Kuasa Hukum Kadishub Tuding KejariTak Rasional
SERPONG,SNOL Kuasa Hukum Kepala Dishubkominfo Tangsel Nurdin Marzuki, Tamba Tuan Purba menuding Kejari Tigaraksa, Kabupaten Tangerang tidak rasional dalalam menetapkan Nurdin sebagai tersangka atas dugaan mark up pengadaan alat KIR dari dana APBD Kota Tangsel tahun anggaran 2011.
“Hingga saat ini, kami belum menerima penjelasan secara tertulis menyangkut status tersangka atas dugaan mark up pengadaan alat KIR dari dana APBD 2011 Kota Tangsel itu. Jangan lagi lah pakai kata tersangka kepada klien kami karena itu tidak relevan,” kata Tamba Tuan Purba kepada wartawan di Serpong (29/6).
Tamba menyatakan, dugaan korupsi yang disematkan kepada Kadishubkominfo Tangsel menjadi mentah, apabila melihat Pemkot Tangsel mendapat predikat penilaian opini WTP dari BPK RI Perwakilan Banten atas laporan keuangan Pemkot Tangsel tahun anggaran 2011. Ditambah lagi tidak ada pengecualian di Dishubkominfo Tangsel mengenai pengelolaan keuangan.
“Hasil temuan BPK RI sendiri, tidak ditemui adanya kejanggalan penggunaan keuangan pada Dishubkominfo Tangsel sejak Januari 2011 lalu. Maka, perlu kami jelaskan, status terhadap tersangka kepada Nurdin Marzuki tidak tepat,” ujarnya.
Menurut Tamba, kliennya pernah diminta keterangan sebanyak dua kali sebagai saksi atas kasus dugaan korupsi pengadaan alat KIR di Kejari Tigaraksa, yaitu tanggal 4 April 2012 dan 16 April 2012. “Sebagai kuasa hukum, saya melihat ini lebih kepada pembunuhan karakter kepada klien saya. Mengingat Pemkot Tangsel mednapat WTP dan tidak ada temuan dari BPK RI. Kenapa tiba-tiba status itu disematkan. Padahal klien saya baru diperiksa dua kali sebagai saksi,” tuturnya.

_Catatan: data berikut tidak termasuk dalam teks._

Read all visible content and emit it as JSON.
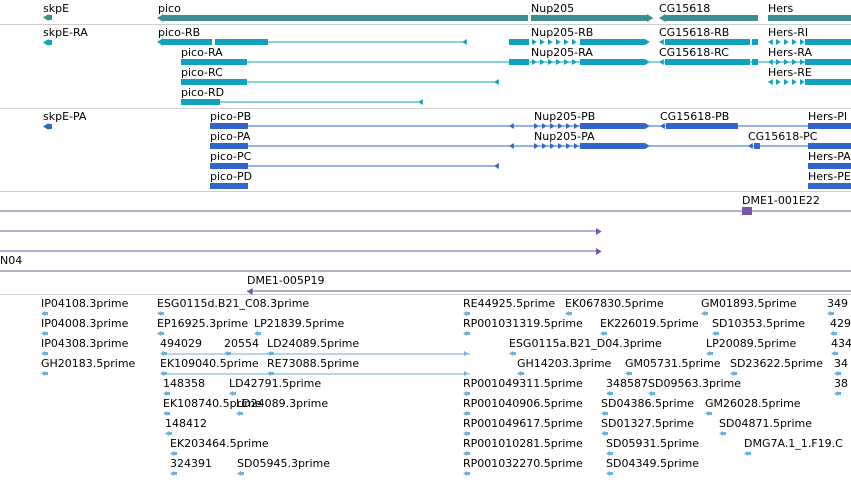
{
  "colors": {
    "gene": "#3d8f8f",
    "transcript": "#0fa3bf",
    "protein": "#3366cc",
    "clone": "#7755aa",
    "est": "#6eb1dc"
  },
  "genes": [
    {
      "label": "skpE"
    },
    {
      "label": "pico"
    },
    {
      "label": "Nup205"
    },
    {
      "label": "CG15618"
    },
    {
      "label": "Hers"
    }
  ],
  "transcripts": [
    {
      "label": "skpE-RA"
    },
    {
      "label": "pico-RB"
    },
    {
      "label": "pico-RA"
    },
    {
      "label": "pico-RC"
    },
    {
      "label": "pico-RD"
    },
    {
      "label": "Nup205-RB"
    },
    {
      "label": "Nup205-RA"
    },
    {
      "label": "CG15618-RB"
    },
    {
      "label": "CG15618-RC"
    },
    {
      "label": "Hers-RI"
    },
    {
      "label": "Hers-RA"
    },
    {
      "label": "Hers-RE"
    }
  ],
  "proteins": [
    {
      "label": "skpE-PA"
    },
    {
      "label": "pico-PB"
    },
    {
      "label": "pico-PA"
    },
    {
      "label": "pico-PC"
    },
    {
      "label": "pico-PD"
    },
    {
      "label": "Nup205-PB"
    },
    {
      "label": "Nup205-PA"
    },
    {
      "label": "CG15618-PB"
    },
    {
      "label": "CG15618-PC"
    },
    {
      "label": "Hers-PI"
    },
    {
      "label": "Hers-PA"
    },
    {
      "label": "Hers-PE"
    }
  ],
  "clones": [
    {
      "label": "DME1-001E22"
    },
    {
      "label": "N04"
    },
    {
      "label": "DME1-005P19"
    }
  ],
  "ests": [
    {
      "label": "IP04108.3prime"
    },
    {
      "label": "IP04008.3prime"
    },
    {
      "label": "IP04308.3prime"
    },
    {
      "label": "GH20183.5prime"
    },
    {
      "label": "ESG0115d.B21_C08.3prime"
    },
    {
      "label": "EP16925.3prime"
    },
    {
      "label": "494029"
    },
    {
      "label": "EK109040.5prime"
    },
    {
      "label": "148358"
    },
    {
      "label": "EK108740.5prime"
    },
    {
      "label": "148412"
    },
    {
      "label": "EK203464.5prime"
    },
    {
      "label": "324391"
    },
    {
      "label": "LP21839.5prime"
    },
    {
      "label": "20554"
    },
    {
      "label": "LD24089.5prime"
    },
    {
      "label": "RE73088.5prime"
    },
    {
      "label": "LD42791.5prime"
    },
    {
      "label": "LD24089.3prime"
    },
    {
      "label": "SD05945.3prime"
    },
    {
      "label": "RE44925.5prime"
    },
    {
      "label": "RP001031319.5prime"
    },
    {
      "label": "ESG0115a.B21_D04.3prime"
    },
    {
      "label": "GH14203.3prime"
    },
    {
      "label": "RP001049311.5prime"
    },
    {
      "label": "RP001040906.5prime"
    },
    {
      "label": "RP001049617.5prime"
    },
    {
      "label": "RP001010281.5prime"
    },
    {
      "label": "RP001032270.5prime"
    },
    {
      "label": "EK067830.5prime"
    },
    {
      "label": "EK226019.5prime"
    },
    {
      "label": "GM05731.5prime"
    },
    {
      "label": "348587"
    },
    {
      "label": "SD09563.3prime"
    },
    {
      "label": "SD04386.5prime"
    },
    {
      "label": "SD01327.5prime"
    },
    {
      "label": "SD05931.5prime"
    },
    {
      "label": "SD04349.5prime"
    },
    {
      "label": "GM01893.5prime"
    },
    {
      "label": "SD10353.5prime"
    },
    {
      "label": "LP20089.5prime"
    },
    {
      "label": "SD23622.5prime"
    },
    {
      "label": "GM26028.5prime"
    },
    {
      "label": "SD04871.5prime"
    },
    {
      "label": "DMG7A.1_1.F19.C"
    },
    {
      "label": "349"
    },
    {
      "label": "429"
    },
    {
      "label": "434"
    },
    {
      "label": "34"
    },
    {
      "label": "38"
    }
  ]
}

Tamba menambahkan, Kejari menetapkan tersangka dugaan kasus KIR yakni kepada Pejabat Pelaksana Teknis Kegiatan (PPTK) dan panitia pengadaan barang dan jasa yakni Edi Wahyu dan Wijaya Kusuma, bukan langsung kepada Kadishubkominfo. “Nurdin Marzuki menjabat sebagai Kadishubkominfo Kota Tangsel mulai Januari 2011. Sedangkan APBD tahun 2011 ketika itu, sudah disyahkan DPRD pada Desember 2010. Jadi, pak Nurdin hanya menjalankan proyek yang sudah ada dan tidak mengetahui apapun ketika sebelumnya,” ucapnya.

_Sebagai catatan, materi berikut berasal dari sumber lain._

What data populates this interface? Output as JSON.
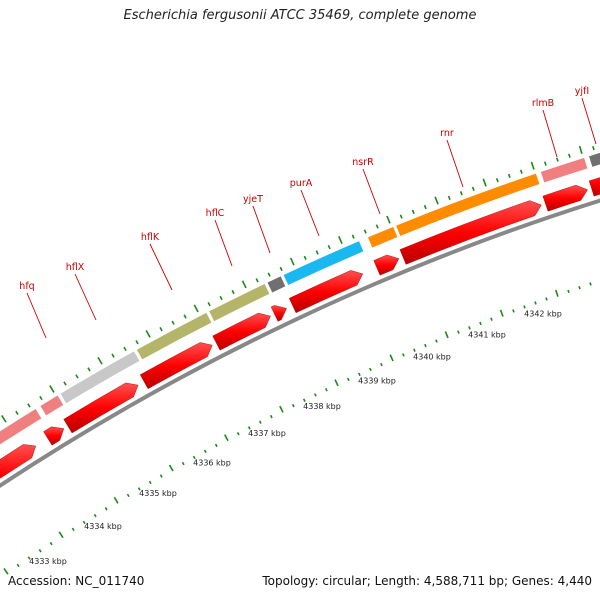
{
  "title": "Escherichia fergusonii ATCC 35469, complete genome",
  "footer": {
    "accession": "Accession: NC_011740",
    "summary": "Topology: circular; Length: 4,588,711 bp; Genes: 4,440"
  },
  "scale_labels": [
    "4333 kbp",
    "4334 kbp",
    "4335 kbp",
    "4336 kbp",
    "4337 kbp",
    "4338 kbp",
    "4339 kbp",
    "4340 kbp",
    "4341 kbp",
    "4342 kbp"
  ],
  "genes": [
    {
      "name": "hfq",
      "color": "#f08080"
    },
    {
      "name": "hflX",
      "color": "#c8c8c8"
    },
    {
      "name": "hflK",
      "color": "#b5b56a"
    },
    {
      "name": "hflC",
      "color": "#b5b56a"
    },
    {
      "name": "yjeT",
      "color": "#707070"
    },
    {
      "name": "purA",
      "color": "#1ab8f0"
    },
    {
      "name": "nsrR",
      "color": "#ff8c00"
    },
    {
      "name": "rnr",
      "color": "#ff8c00"
    },
    {
      "name": "rlmB",
      "color": "#f08080"
    },
    {
      "name": "yjfI",
      "color": "#707070"
    }
  ],
  "colors": {
    "cds": "#ff0000",
    "label": "#cc0000",
    "tick": "#1a8a1a",
    "backbone": "#888888"
  }
}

Seperti diketahui, Kejari Tigaraksa, awal bulan Juni lalu menetapkan Nurdin Marzuki sebagai tersangka, atas dugaan mark up korupsi proyek pengadaan alat uji KIR, yang saat itu, menelan anggaran senilai Rp 3,4 miliar untuk pengadaan alat secara keseluruhan. Namun, pihak Kejari Tigaraksa belum memastikan kerugian negara atas dugaan tersebut. Tetapi, Nurdin diduga bertanggung jawab karena merupakan pengguna anggaran. Untuk mengumpulkan bukti, Kejari Tigaraksa juga meminta keterangan Edy Wahyu, sekretaris dinas Kominfo saat itu, kepala bidang, kepala seski, hingga pejabat pelaksana tekniskegiatan (PPTK). Pengadaan alat KIR tersebut dimenangkan oleh PT. Mayindo, sebagai penyedia alat KIR.
Kepala Seksi Pidana Khusus Kejari Tigaraksa Ery Syarifah saat dihubungi wartawan beberapa waktu lalu, mengatakan penetapan status tersangka itu mengacu pada hasil pemeriksaan tahap awal yang dilakukan penyidik terhadap sejumlah saksi.“Posisi Nurdin saat itu adalah sebagai pengguna anggaran,” katanya, kepada wartawan, beberapa waktu lalu.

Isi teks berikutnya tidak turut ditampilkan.